Conyers à Maurice a toujours été petit ; un courriel de 2013 rappelant aux employés qu'ils ne devaient pas passer " trop de temps à socialiser " a été envoyé à seulement neuf personnes.
 
Pourtant, à partir de son bureau indéfinissable situé au troisième étage d'un gratte-ciel multicolore, Conyers in Mauritius a compilé une liste de clients de premier ordre.  Les sociétés Shell ont été créées moyennant des honoraires de base de 3 620 $ chacune, et Conyers a fourni des conseils sur la vente d'actifs, les fusions, les acquisitions et le financement, selon les documents.
 
Le gestionnaire de fonds souverains d'Abu Dhabi a utilisé le bureau de Conyers Mauritius pour une opération de 155 millions de dollars dans le secteur indien de l'énergie verte, selon une liste de clients confidentiels soumise par Conyers au guide Chambers & Partners.
 
Parmi les autres clients confidentiels, citons la plus grande compagnie d'électricité de Malaisie et New Forests Co, un producteur britannique de bois d'œuvre dont les propriétaires et les plantations sont " très en vue " en Afrique de l'Est. Conyers a célébré son travail pour cette dernière comme une "restructuration complexe[qui] incarne l'utilisation de la société holding mauricienne pour des actifs précieux liés à l'Afrique", selon la liste confidentielle.
 
En 2017, trois directeurs de Conyers, Sameer Tegally, Ashvan Luckraz et Sonia Xavier, ont racheté les activités de Conyers à Maurice. Le trio, qui était également avocat chez Conyers, exploite maintenant Venture Law Ltd. et Venture Corporate Services à partir du même bureau situé au troisième étage, et ils représentent Conyers sur l'île, selon un communiqué envoyé aux clients et autres documents.
 
Les administrateurs ont demandé conseil à un cabinet d'experts-comptables local sur la façon de réduire les impôts payés à Maurice lors de l'achat de Conyers, selon un projet de document.
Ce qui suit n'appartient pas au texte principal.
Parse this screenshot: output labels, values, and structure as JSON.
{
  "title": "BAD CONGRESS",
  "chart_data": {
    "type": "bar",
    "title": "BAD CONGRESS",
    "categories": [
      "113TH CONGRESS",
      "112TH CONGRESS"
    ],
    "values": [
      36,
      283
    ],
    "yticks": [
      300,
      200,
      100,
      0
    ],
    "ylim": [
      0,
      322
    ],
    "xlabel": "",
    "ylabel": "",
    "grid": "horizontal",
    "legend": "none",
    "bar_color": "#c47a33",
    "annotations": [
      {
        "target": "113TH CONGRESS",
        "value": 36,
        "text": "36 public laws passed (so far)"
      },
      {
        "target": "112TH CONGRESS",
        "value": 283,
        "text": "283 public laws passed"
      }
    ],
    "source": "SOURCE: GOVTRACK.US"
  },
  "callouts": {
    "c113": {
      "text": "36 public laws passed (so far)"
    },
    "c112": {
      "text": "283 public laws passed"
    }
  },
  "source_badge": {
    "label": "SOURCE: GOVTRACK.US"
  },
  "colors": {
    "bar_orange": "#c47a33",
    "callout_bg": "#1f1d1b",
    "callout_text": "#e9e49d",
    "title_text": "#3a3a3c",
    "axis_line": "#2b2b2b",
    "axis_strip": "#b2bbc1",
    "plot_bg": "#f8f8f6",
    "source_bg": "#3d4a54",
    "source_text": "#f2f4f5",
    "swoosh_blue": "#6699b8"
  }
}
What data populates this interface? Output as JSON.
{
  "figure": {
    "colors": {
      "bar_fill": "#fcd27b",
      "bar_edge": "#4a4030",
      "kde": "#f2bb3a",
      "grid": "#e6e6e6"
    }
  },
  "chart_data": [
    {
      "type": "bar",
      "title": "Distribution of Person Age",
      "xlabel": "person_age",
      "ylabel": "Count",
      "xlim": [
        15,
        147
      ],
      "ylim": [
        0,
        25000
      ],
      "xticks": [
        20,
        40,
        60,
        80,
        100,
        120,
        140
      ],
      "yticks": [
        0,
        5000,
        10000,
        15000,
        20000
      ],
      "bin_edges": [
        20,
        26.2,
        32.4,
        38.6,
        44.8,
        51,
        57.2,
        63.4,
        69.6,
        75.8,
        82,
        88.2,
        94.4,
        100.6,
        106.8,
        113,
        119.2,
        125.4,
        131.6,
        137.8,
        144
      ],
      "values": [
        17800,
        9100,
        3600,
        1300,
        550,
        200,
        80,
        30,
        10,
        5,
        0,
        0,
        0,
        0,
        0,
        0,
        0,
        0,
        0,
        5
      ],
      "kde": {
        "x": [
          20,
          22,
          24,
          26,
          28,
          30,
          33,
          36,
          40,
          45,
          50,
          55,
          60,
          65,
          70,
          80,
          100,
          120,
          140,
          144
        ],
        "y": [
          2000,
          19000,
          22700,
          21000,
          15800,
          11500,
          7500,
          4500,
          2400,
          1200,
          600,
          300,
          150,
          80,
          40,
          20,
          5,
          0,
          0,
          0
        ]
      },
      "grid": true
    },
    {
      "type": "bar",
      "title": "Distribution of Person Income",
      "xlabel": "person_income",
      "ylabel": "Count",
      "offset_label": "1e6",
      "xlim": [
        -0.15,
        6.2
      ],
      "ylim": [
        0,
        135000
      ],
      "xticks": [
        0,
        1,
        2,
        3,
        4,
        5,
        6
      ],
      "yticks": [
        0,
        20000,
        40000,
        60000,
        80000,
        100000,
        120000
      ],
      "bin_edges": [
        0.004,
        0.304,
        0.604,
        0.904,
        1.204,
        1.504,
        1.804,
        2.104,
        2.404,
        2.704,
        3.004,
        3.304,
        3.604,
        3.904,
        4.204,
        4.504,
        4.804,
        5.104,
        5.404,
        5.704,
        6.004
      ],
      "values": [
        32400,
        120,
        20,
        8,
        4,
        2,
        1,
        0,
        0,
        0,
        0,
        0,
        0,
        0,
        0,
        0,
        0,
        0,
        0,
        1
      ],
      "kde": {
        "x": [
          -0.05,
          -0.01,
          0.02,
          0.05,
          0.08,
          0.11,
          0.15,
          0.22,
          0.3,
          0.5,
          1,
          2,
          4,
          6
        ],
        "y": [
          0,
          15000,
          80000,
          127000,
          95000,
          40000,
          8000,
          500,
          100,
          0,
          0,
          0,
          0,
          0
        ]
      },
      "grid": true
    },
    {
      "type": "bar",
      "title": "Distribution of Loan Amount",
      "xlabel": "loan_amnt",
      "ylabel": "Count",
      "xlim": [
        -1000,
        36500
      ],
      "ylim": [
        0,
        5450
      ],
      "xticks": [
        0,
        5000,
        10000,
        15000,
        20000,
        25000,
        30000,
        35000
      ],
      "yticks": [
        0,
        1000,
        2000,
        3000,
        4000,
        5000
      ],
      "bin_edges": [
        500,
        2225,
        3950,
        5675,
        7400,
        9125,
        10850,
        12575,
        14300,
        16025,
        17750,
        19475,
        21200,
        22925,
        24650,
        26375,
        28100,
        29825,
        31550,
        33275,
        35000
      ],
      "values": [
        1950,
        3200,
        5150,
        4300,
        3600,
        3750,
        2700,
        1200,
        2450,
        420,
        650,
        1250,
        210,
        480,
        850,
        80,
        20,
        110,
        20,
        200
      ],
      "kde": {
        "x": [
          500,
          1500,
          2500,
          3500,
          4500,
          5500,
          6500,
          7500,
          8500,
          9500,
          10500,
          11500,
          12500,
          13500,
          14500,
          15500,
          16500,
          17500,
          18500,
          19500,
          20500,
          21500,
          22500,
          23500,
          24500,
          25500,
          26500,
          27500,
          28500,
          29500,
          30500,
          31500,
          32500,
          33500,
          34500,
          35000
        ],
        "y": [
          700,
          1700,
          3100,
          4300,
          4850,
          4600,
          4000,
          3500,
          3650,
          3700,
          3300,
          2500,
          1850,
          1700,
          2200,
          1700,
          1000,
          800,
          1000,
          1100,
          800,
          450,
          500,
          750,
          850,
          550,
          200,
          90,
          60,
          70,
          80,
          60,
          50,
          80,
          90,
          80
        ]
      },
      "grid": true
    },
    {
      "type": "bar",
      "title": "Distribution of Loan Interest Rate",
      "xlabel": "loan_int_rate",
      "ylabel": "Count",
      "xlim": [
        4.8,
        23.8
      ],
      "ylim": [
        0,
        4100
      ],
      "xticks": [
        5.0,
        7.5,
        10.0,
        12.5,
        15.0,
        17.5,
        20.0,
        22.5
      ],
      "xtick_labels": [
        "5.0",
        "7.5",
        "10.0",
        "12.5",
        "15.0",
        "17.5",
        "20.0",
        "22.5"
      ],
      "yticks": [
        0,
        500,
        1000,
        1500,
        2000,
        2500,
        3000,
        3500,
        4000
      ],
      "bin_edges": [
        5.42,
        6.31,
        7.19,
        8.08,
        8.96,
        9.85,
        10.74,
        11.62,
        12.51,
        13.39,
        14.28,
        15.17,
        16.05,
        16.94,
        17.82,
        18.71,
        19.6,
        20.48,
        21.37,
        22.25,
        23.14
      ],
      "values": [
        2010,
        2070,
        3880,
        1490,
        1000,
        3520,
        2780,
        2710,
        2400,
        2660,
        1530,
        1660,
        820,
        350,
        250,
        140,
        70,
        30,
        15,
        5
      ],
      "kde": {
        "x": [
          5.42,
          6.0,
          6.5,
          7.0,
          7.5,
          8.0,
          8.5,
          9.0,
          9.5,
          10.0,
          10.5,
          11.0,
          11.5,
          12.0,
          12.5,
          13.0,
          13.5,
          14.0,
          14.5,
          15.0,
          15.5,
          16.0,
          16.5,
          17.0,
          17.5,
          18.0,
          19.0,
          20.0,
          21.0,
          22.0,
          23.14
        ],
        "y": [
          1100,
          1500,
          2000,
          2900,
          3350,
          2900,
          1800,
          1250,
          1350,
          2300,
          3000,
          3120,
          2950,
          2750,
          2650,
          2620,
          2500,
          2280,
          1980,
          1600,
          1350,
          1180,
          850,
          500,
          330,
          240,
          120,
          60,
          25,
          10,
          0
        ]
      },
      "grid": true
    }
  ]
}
Selon les comptables de Mazars, la vente pourrait se faire sans gain ni perte, ce qui permettrait à l'entreprise d'éviter des impôts. Mazars a déclaré qu'il ne pouvait pas faire de commentaires en raison de la confidentialité de ses clients.
 
Conyers a accepté de couvrir les dépenses opérationnelles de Venture Law pendant 18 mois après la vente, selon un projet d'accord.
 
Tegally, Luckraz et Xavier ont détourné les questions relatives à Conyers, affirmant que Venture Law n'a aucun lien avec leur ancien cabinet.
 
"Nous sommes régis par les lois de Maurice et nous nous conformons à toutes les normes juridiques, réglementaires et professionnelles de la juridiction ", a déclaré Venture Law dans un courriel à l'ICIJ. "Nous sommes légalement tenus par les règles de confidentialité à l'égard de nos clients."
 
Conyers a déclaré à l'ICIJ qu'elle n'était "plus affiliée au Venture Law" et que "Conyers adhère strictement aux lois de toutes les juridictions dans lesquelles nous opérons et est régulièrement examinée par les autorités réglementaires et les vérificateurs externes".
 
Lorsque l'ICIJ et son partenaire média L'Express ont frappé à la porte du bureau de Venture Law en juin 2019, le nom de l'ancien locataire y était toujours accroché : Conyers.